A worker performs on a welding operation of the China-Kazakhstan oil pipeline in this undated photo. The costs for the 960-kilometer pipeline amounted to US$700 million and the designed capacity is to pipe 20 million tons of oil to China each year. [Xinhua]

Brownish oil sprang into a petroleum hub in Alataw Pass, northwest China's Xinjiang Uygur Autonomous Region, at 3:10 a.m. Thursday, about 30 hours after Kazakhstan began pumping oil into the 960-km pipeline, customs officers at the Alataw Pass told Xinhua.

Technicians with the Sino-Kazakh Oil Pipeline Co. Ltd opened the valve on the China-Kazakhstan border at 7:32 p.m. Tuesday after instructions were received from their Kazak counterparts in Atasu, who started to pump oil into the pipeline at 8:22 p.m. the same day.

Industry insiders say construction of the oil pipeline is a win-win strategy for both countries as it enhances China's oil supply and proves an ideal outlet for Kazakhstan's oil export.

"It has provided a direct link between Kazakhstan's rich oil resources and China's robust oil consumer market," said Yin Juntai, deputy general-manager of China Petroleum Exploration and Development Company.

He said the new oil shipping route will alleviate China's excessive reliance on the Strait of Malacca, a traditional route for 80 percent of China's imported oil.

China, a net oil importer since 1993, is the world's No. 2 oil consumer next only to the United States. Last year, its crude oil import totaled 127 million tons.

Kairgeldy Kabyldin, vice president of the Kazakhstan National Petroleum and Natural Gas Company, praised the transnational oil pipeline as a "new paradigm of cooperation" between the two countries.

He said it is the common aspiration of the Kazak and Chinese governments as well as the two peoples to step up cooperation in the energy sector, and such cooperation plays a vital role in promoting mutual economic development and improving the quality of the peoples' lives.

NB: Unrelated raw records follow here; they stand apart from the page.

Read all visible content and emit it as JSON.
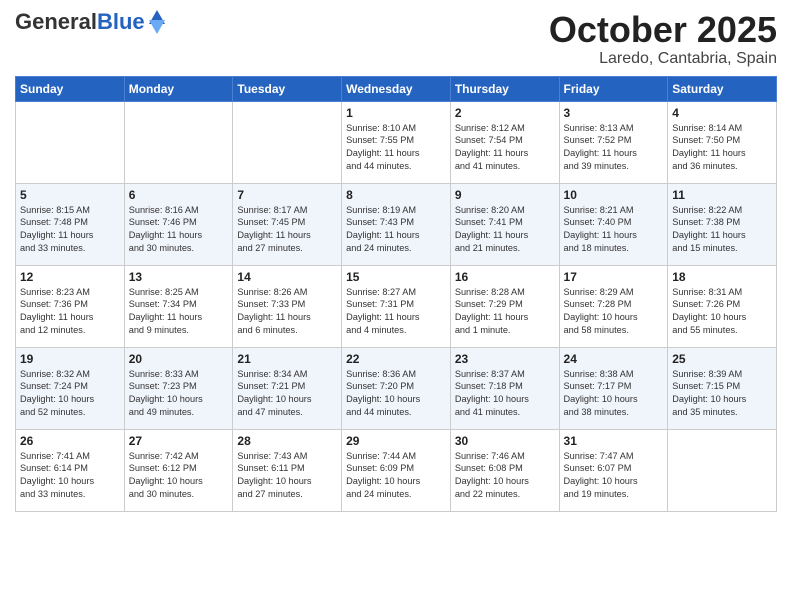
{
  "logo": {
    "general": "General",
    "blue": "Blue"
  },
  "header": {
    "month": "October 2025",
    "location": "Laredo, Cantabria, Spain"
  },
  "weekdays": [
    "Sunday",
    "Monday",
    "Tuesday",
    "Wednesday",
    "Thursday",
    "Friday",
    "Saturday"
  ],
  "weeks": [
    [
      {
        "day": "",
        "info": ""
      },
      {
        "day": "",
        "info": ""
      },
      {
        "day": "",
        "info": ""
      },
      {
        "day": "1",
        "info": "Sunrise: 8:10 AM\nSunset: 7:55 PM\nDaylight: 11 hours\nand 44 minutes."
      },
      {
        "day": "2",
        "info": "Sunrise: 8:12 AM\nSunset: 7:54 PM\nDaylight: 11 hours\nand 41 minutes."
      },
      {
        "day": "3",
        "info": "Sunrise: 8:13 AM\nSunset: 7:52 PM\nDaylight: 11 hours\nand 39 minutes."
      },
      {
        "day": "4",
        "info": "Sunrise: 8:14 AM\nSunset: 7:50 PM\nDaylight: 11 hours\nand 36 minutes."
      }
    ],
    [
      {
        "day": "5",
        "info": "Sunrise: 8:15 AM\nSunset: 7:48 PM\nDaylight: 11 hours\nand 33 minutes."
      },
      {
        "day": "6",
        "info": "Sunrise: 8:16 AM\nSunset: 7:46 PM\nDaylight: 11 hours\nand 30 minutes."
      },
      {
        "day": "7",
        "info": "Sunrise: 8:17 AM\nSunset: 7:45 PM\nDaylight: 11 hours\nand 27 minutes."
      },
      {
        "day": "8",
        "info": "Sunrise: 8:19 AM\nSunset: 7:43 PM\nDaylight: 11 hours\nand 24 minutes."
      },
      {
        "day": "9",
        "info": "Sunrise: 8:20 AM\nSunset: 7:41 PM\nDaylight: 11 hours\nand 21 minutes."
      },
      {
        "day": "10",
        "info": "Sunrise: 8:21 AM\nSunset: 7:40 PM\nDaylight: 11 hours\nand 18 minutes."
      },
      {
        "day": "11",
        "info": "Sunrise: 8:22 AM\nSunset: 7:38 PM\nDaylight: 11 hours\nand 15 minutes."
      }
    ],
    [
      {
        "day": "12",
        "info": "Sunrise: 8:23 AM\nSunset: 7:36 PM\nDaylight: 11 hours\nand 12 minutes."
      },
      {
        "day": "13",
        "info": "Sunrise: 8:25 AM\nSunset: 7:34 PM\nDaylight: 11 hours\nand 9 minutes."
      },
      {
        "day": "14",
        "info": "Sunrise: 8:26 AM\nSunset: 7:33 PM\nDaylight: 11 hours\nand 6 minutes."
      },
      {
        "day": "15",
        "info": "Sunrise: 8:27 AM\nSunset: 7:31 PM\nDaylight: 11 hours\nand 4 minutes."
      },
      {
        "day": "16",
        "info": "Sunrise: 8:28 AM\nSunset: 7:29 PM\nDaylight: 11 hours\nand 1 minute."
      },
      {
        "day": "17",
        "info": "Sunrise: 8:29 AM\nSunset: 7:28 PM\nDaylight: 10 hours\nand 58 minutes."
      },
      {
        "day": "18",
        "info": "Sunrise: 8:31 AM\nSunset: 7:26 PM\nDaylight: 10 hours\nand 55 minutes."
      }
    ],
    [
      {
        "day": "19",
        "info": "Sunrise: 8:32 AM\nSunset: 7:24 PM\nDaylight: 10 hours\nand 52 minutes."
      },
      {
        "day": "20",
        "info": "Sunrise: 8:33 AM\nSunset: 7:23 PM\nDaylight: 10 hours\nand 49 minutes."
      },
      {
        "day": "21",
        "info": "Sunrise: 8:34 AM\nSunset: 7:21 PM\nDaylight: 10 hours\nand 47 minutes."
      },
      {
        "day": "22",
        "info": "Sunrise: 8:36 AM\nSunset: 7:20 PM\nDaylight: 10 hours\nand 44 minutes."
      },
      {
        "day": "23",
        "info": "Sunrise: 8:37 AM\nSunset: 7:18 PM\nDaylight: 10 hours\nand 41 minutes."
      },
      {
        "day": "24",
        "info": "Sunrise: 8:38 AM\nSunset: 7:17 PM\nDaylight: 10 hours\nand 38 minutes."
      },
      {
        "day": "25",
        "info": "Sunrise: 8:39 AM\nSunset: 7:15 PM\nDaylight: 10 hours\nand 35 minutes."
      }
    ],
    [
      {
        "day": "26",
        "info": "Sunrise: 7:41 AM\nSunset: 6:14 PM\nDaylight: 10 hours\nand 33 minutes."
      },
      {
        "day": "27",
        "info": "Sunrise: 7:42 AM\nSunset: 6:12 PM\nDaylight: 10 hours\nand 30 minutes."
      },
      {
        "day": "28",
        "info": "Sunrise: 7:43 AM\nSunset: 6:11 PM\nDaylight: 10 hours\nand 27 minutes."
      },
      {
        "day": "29",
        "info": "Sunrise: 7:44 AM\nSunset: 6:09 PM\nDaylight: 10 hours\nand 24 minutes."
      },
      {
        "day": "30",
        "info": "Sunrise: 7:46 AM\nSunset: 6:08 PM\nDaylight: 10 hours\nand 22 minutes."
      },
      {
        "day": "31",
        "info": "Sunrise: 7:47 AM\nSunset: 6:07 PM\nDaylight: 10 hours\nand 19 minutes."
      },
      {
        "day": "",
        "info": ""
      }
    ]
  ]
}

China and Kazakhstan started energy cooperation in 1997, marked by an intergovernmental agreement covering diverse means of collaboration in oil and gas fields, including an oil pipeline between western Kazakhstan and China's Xinjiang.

The transnational pipeline, extending 962.2 km from Atasu in Kazakhstan to the Alataw Pass of Xinjiang, was completed in November 2005.

It cost 700 million U.S. dollars, which was shared between China and Kazakhstan, and is designed to transmit 20 million tons of oil a year.

In 2005, China imported 1.3 million tons of crude oil from Kazakhstan via Alataw Pass. Insiders predict that the figure will climb to 4.75 million tons this year and to around 8 million tons in 2007.